They found the lawyer at the Athletic Club. West stated the case.
“Your remedy is to replevin. If they fight, you’ll have to bring witnesses to prove ownership.”
“Bring witnesses from Malapi! Why, I can’t do that,” said Dave, staggered. “I ain’t got the money. Why can’t I just take the hawss? It’s mine.”
“The law doesn’t know it’s yours.”
Dave left much depressed. Of course the thieves would go to a lawyer, and of course he would tell them to fight. The law was a darned queer thing. It made the recovery of his property so costly that the crooks who stole it could laugh at him.
“Looks like the law’s made to protect scalawags instead of honest folks,” Dave told West.
“I don’t reckon it is, but it acts that way sometimes,” admitted the cattleman. “You can see yoreself it wouldn’t do for the law to say a fellow could get property from another man by just sayin’ it was his. Sorry, Sanders. After all, a bronc’s only a bronc. I’ll give you yore pick of two hundred if you come back with me to the ranch.”
“Much obliged, seh. Maybe I will later.”
The cowpuncher walked the streets while he thought it over. He had no intention whatever of giving up Chiquito if he could find the horse. So far as the law went he was in a blind alley. He was tied hand and foot. That possession was nine points before the courts he had heard before.
The way to recover flashed to his brain like a wave of light. He must get possession. All he had to do was to steal his own horse and make for the hills. If the thieves found him later—and the chances were that they would not even attempt pursuit if he let them know who he was—he would force them to the expense of going to law for Chiquito. What was sauce for the goose must be for the gander too.
Dave’s tramp had carried him across the Platte into North Denver. On his way back he passed a corral close to the railroad tracks. He turned in to look over the horses.
The first one his eyes fell on was Chiquito.
Dave whistled. The pony pricked up its ears, looked round, and came straight to him. The young man laid his face against the soft, silky nose, fondled it, whispered endearments to his pet.
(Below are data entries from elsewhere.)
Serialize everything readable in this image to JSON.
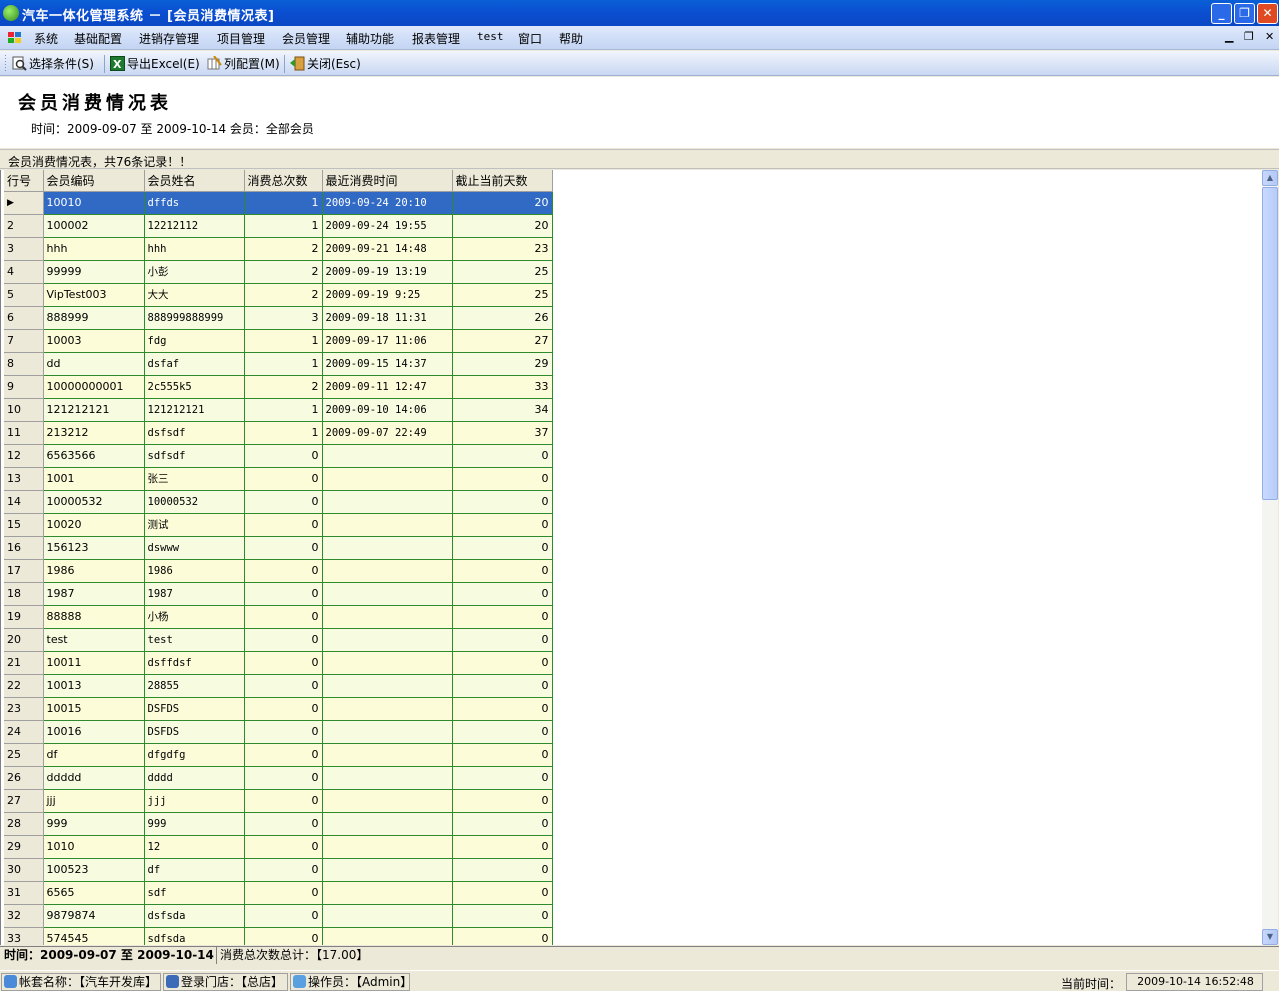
{
  "window": {
    "title": "汽车一体化管理系统 － [会员消费情况表]"
  },
  "menu": {
    "items": [
      "系统",
      "基础配置",
      "进销存管理",
      "项目管理",
      "会员管理",
      "辅助功能",
      "报表管理",
      "test",
      "窗口",
      "帮助"
    ]
  },
  "toolbar": {
    "select": "选择条件(S)",
    "export": "导出Excel(E)",
    "columns": "列配置(M)",
    "close": "关闭(Esc)"
  },
  "report": {
    "title": "会员消费情况表",
    "filter": "时间：2009-09-07 至 2009-10-14     会员：全部会员"
  },
  "caption": "会员消费情况表，共76条记录！！",
  "columns": [
    "行号",
    "会员编码",
    "会员姓名",
    "消费总次数",
    "最近消费时间",
    "截止当前天数"
  ],
  "rows": [
    [
      "1",
      "10010",
      "dffds",
      "1",
      "2009-09-24 20:10",
      "20"
    ],
    [
      "2",
      "100002",
      "12212112",
      "1",
      "2009-09-24 19:55",
      "20"
    ],
    [
      "3",
      "hhh",
      "hhh",
      "2",
      "2009-09-21 14:48",
      "23"
    ],
    [
      "4",
      "99999",
      "小彭",
      "2",
      "2009-09-19 13:19",
      "25"
    ],
    [
      "5",
      "VipTest003",
      "大大",
      "2",
      "2009-09-19 9:25",
      "25"
    ],
    [
      "6",
      "888999",
      "888999888999",
      "3",
      "2009-09-18 11:31",
      "26"
    ],
    [
      "7",
      "10003",
      "fdg",
      "1",
      "2009-09-17 11:06",
      "27"
    ],
    [
      "8",
      "dd",
      "dsfaf",
      "1",
      "2009-09-15 14:37",
      "29"
    ],
    [
      "9",
      "10000000001",
      "2c555k5",
      "2",
      "2009-09-11 12:47",
      "33"
    ],
    [
      "10",
      "121212121",
      "121212121",
      "1",
      "2009-09-10 14:06",
      "34"
    ],
    [
      "11",
      "213212",
      "dsfsdf",
      "1",
      "2009-09-07 22:49",
      "37"
    ],
    [
      "12",
      "6563566",
      "sdfsdf",
      "0",
      "",
      "0"
    ],
    [
      "13",
      "1001",
      "张三",
      "0",
      "",
      "0"
    ],
    [
      "14",
      "10000532",
      "10000532",
      "0",
      "",
      "0"
    ],
    [
      "15",
      "10020",
      "测试",
      "0",
      "",
      "0"
    ],
    [
      "16",
      "156123",
      "dswww",
      "0",
      "",
      "0"
    ],
    [
      "17",
      "1986",
      "1986",
      "0",
      "",
      "0"
    ],
    [
      "18",
      "1987",
      "1987",
      "0",
      "",
      "0"
    ],
    [
      "19",
      "88888",
      "小杨",
      "0",
      "",
      "0"
    ],
    [
      "20",
      "test",
      "test",
      "0",
      "",
      "0"
    ],
    [
      "21",
      "10011",
      "dsffdsf",
      "0",
      "",
      "0"
    ],
    [
      "22",
      "10013",
      "28855",
      "0",
      "",
      "0"
    ],
    [
      "23",
      "10015",
      "DSFDS",
      "0",
      "",
      "0"
    ],
    [
      "24",
      "10016",
      "DSFDS",
      "0",
      "",
      "0"
    ],
    [
      "25",
      "df",
      "dfgdfg",
      "0",
      "",
      "0"
    ],
    [
      "26",
      "ddddd",
      "dddd",
      "0",
      "",
      "0"
    ],
    [
      "27",
      "jjj",
      "jjj",
      "0",
      "",
      "0"
    ],
    [
      "28",
      "999",
      "999",
      "0",
      "",
      "0"
    ],
    [
      "29",
      "1010",
      "12",
      "0",
      "",
      "0"
    ],
    [
      "30",
      "100523",
      "df",
      "0",
      "",
      "0"
    ],
    [
      "31",
      "6565",
      "sdf",
      "0",
      "",
      "0"
    ],
    [
      "32",
      "9879874",
      "dsfsda",
      "0",
      "",
      "0"
    ],
    [
      "33",
      "574545",
      "sdfsda",
      "0",
      "",
      "0"
    ]
  ],
  "summary": {
    "range": "时间：2009-09-07 至 2009-10-14",
    "total": "消费总次数总计：【17.00】"
  },
  "status": {
    "account": "帐套名称：【汽车开发库】",
    "store": "登录门店：【总店】",
    "operator": "操作员：【Admin】",
    "time_label": "当前时间：",
    "time": "2009-10-14 16:52:48"
  },
  "icons": [
    "app-logo-icon",
    "magnifier-icon",
    "excel-icon",
    "column-config-icon",
    "exit-door-icon",
    "scroll-up-icon",
    "scroll-down-icon"
  ],
  "colors": {
    "titlebar": "#0b4ed1",
    "selected_row": "#316ac5",
    "row_yellow": "#fcfcd8",
    "grid_line": "#2d8a2d"
  }
}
He put the bronco through its tricks for the benefit of the corral attendant.
“Well, I’ll be doggoned,” that youth commented. “The little pinto sure is a wonder. Acts like he knows you mighty well.”
“Ought to. I trained him. Had him before Miller got him.”
“Bet you hated to sell him.”
“You know it.” Dave moved forward to his end, the intention to get possession of the horse. He spoke in a voice easy and casual. “Saw Miller a while ago. They’re talkin’ about sellin’ the paint hawss, him and his pardner Doble. I’m to saddle up and show what Chiquito can do.”